Cette libération s’inscrit dans une continuité d’actions menées par le groupe créé en 1942 par le Juge d’instruction de Muret, André Reboul, qu’il constitue avec quelques patriotes. Deux ans après, sous le commandement du capitaine Jules Delattre, le groupe devient le Maquis de Rieums-Muret. Sabotages de voies ferrées, de pylônes haute-tension de la SNCF sont certains des actes de résistance de l’organisation, notamment le 10 juin 1944.
Le camp n’est réellement fermé qu’en 1947. La fermeture du camp n’entraîne pas la remise en cause du concept même de l’internement administratif : « Sa [Camp de Noé] situation géographique, son installation impeccable et la proximité relative du grand centre de Toulouse sont autant de facteurs en faveur du maintien du Camp, aussi longtemps que son existence sera nécessaire ». A l’instar de Drancy, de nombreux camps utilisés pendant le régime pétainiste sont ré-ouverts pour incarcérer des personnes accusées de collaboration soit en attente de jugement pour les soustraire à la vindicte populaire, soit après condamnation.

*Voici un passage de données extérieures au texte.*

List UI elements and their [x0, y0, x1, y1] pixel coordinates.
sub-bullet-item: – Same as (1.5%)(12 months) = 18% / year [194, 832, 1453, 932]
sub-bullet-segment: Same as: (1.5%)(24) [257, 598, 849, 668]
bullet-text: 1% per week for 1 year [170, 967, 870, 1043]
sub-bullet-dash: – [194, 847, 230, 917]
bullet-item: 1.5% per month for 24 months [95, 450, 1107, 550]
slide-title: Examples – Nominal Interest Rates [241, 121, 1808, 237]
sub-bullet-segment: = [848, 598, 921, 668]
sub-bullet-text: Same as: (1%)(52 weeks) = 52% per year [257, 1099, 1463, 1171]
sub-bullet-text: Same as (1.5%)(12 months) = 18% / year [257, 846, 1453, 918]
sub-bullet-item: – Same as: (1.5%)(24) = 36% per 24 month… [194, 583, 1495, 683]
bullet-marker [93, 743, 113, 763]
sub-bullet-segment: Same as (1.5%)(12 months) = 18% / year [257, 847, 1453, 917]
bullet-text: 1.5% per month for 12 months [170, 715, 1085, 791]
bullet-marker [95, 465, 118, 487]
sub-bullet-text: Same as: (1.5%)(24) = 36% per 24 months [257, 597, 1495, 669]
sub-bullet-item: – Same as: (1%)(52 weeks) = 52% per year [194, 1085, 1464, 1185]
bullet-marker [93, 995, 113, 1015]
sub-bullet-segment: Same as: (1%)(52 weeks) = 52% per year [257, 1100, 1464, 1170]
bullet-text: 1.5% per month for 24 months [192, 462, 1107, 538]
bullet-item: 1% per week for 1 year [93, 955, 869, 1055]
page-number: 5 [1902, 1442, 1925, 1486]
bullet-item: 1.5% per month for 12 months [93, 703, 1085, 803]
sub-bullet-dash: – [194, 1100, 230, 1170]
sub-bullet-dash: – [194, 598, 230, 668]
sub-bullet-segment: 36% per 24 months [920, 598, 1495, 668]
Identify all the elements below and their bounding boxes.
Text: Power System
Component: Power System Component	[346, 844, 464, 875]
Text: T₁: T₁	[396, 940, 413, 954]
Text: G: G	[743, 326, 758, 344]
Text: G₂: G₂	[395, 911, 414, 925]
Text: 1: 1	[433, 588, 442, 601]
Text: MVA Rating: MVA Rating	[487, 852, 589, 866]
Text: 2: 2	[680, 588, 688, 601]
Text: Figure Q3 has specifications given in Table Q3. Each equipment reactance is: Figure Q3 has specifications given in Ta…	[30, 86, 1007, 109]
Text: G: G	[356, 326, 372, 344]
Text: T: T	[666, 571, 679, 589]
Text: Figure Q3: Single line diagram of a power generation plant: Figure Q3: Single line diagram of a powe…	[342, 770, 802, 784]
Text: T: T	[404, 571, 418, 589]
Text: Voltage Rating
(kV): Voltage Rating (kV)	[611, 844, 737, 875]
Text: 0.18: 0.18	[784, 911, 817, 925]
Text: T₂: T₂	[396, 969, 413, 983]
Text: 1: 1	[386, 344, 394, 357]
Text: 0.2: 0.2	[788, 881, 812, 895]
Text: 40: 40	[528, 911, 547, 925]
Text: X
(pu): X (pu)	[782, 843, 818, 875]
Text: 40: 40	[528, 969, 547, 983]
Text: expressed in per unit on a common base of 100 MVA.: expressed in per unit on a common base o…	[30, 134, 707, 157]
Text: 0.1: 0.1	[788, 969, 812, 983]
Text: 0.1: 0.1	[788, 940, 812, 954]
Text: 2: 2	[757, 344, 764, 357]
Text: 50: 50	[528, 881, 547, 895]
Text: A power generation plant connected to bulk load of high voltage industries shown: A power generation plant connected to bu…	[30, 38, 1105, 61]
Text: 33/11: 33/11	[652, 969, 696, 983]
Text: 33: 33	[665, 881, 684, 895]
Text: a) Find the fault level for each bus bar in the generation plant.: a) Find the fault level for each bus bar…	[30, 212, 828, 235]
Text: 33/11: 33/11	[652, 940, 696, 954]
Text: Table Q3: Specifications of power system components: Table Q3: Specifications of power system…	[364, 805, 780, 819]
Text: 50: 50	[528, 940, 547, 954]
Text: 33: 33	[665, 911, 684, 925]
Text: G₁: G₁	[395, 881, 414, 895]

Si les lieux sont maintenus, le personnel du camp l’est aussi. Au 14 octobre 1944, soit deux mois après la libération du camp, le processus d’épuration est enclenché. Cependant, un réel paradoxe voit le jour : en plus du personnel de Noé nommé par le Régime de Vichy resté après la fin de la guerre, s’ajoutent également des personnes nommées par le Gouvernement Provisoire de la République Française.
Le profil des internés restants change également après août 1944. Une extrême majorité sont des internés politiques dont l’âge varie de 20 à 50 ans. Plus les mois passent, de moins en moins de français sont présents ainsi qu’un recul d’internés-enfants. Se dessine ainsi à Noé un profil de « camp des indésirables ». De nombreux internés sont à Noé pour des motifs inconnus, ce qui explique sans doute le nombre croissant d’évasions. En effet, du 1er octobre 1944 au 15 mai 1946, 40 évasions ont lieu dont le pic se trouve lors de la première moitié de l’année 1946. Le camp n’est définitivement fermé par décision de la direction de l’administration pénitentiaire que le 31 mai 1950. Il est « rendu » à la commune de Noé lorsque cette dernière fait une proposition d’achat du camp. A compter de cette date, le camp de Noé n’est plus que l’ex-camp de Noé. Les détenus condamnés par décisions de justice sont transférés dans des établissements pénitentiaires, les autres sont libérés.
Le camp n’est rendu à la commune qu’en 1950, il est donc légitime de s’attacher au devenir du camp. A l’emplacement du camp est construit un stade; la ville ayant gardé le bâtiment des sanitaires pour s’en servir comme vestiaire. La raison invoquée est celle de la praticité, l’eau courante étant déjà reliée.
Cette réutilisation du camp, et en général l’occultation de la mémoire de celui-ci, crée des polémiques autour du devoir de mémoire. L’association ETHIC (Enquête sur la Tragique Histoire des Internements dans les Camps) fondée en 1995, lutte pour l’étude et la reconnaissance de l’existence du camp de Noé. A travers le témoignage de son fondateur, Kurt Werner Schaechter, résistant autrichien dont les parents sont internés dans des camps au Sud de Toulouse (sa mère au camp de Noé), l’association nous donne à voir le portrait d’un homme en lutte permanente, contre le nazisme tout d’abord puis contre l’oubli de cette période.
La volonté de commémorations est aussi présente à Noé. En effet, un monument Mémorial Européen de la Déportation à l’emplacement du camp par des associations mémorielles est réclamé. Les seuls lieux mémoriels pour les victimes du camp sont aux cimetières de Noé (Monument aux morts) et une plaque commémorative à la gare SNCF de la commune. A l’heure actuelle, en 2015, aucun mémorial n’est en place dans la commune de Noé, pour la reconnaissance du camp. Mais les efforts des associations mémorielles ne faiblissent pas. Le camp de Noé échappe au radar de la mémoire officielle contrairement à d’autres camps. Comme l’exemple du camp de Rivesaltes, le projet initié en 2007 pour la fondation d’un mémorial a vu le jour le 14 octobre 2015. Cependant, l’histoire n’oublie pas pour autant Noé. L’historien Eric Malo ne cesse de travailler sur celui-ci depuis sa maîtrise en 1985.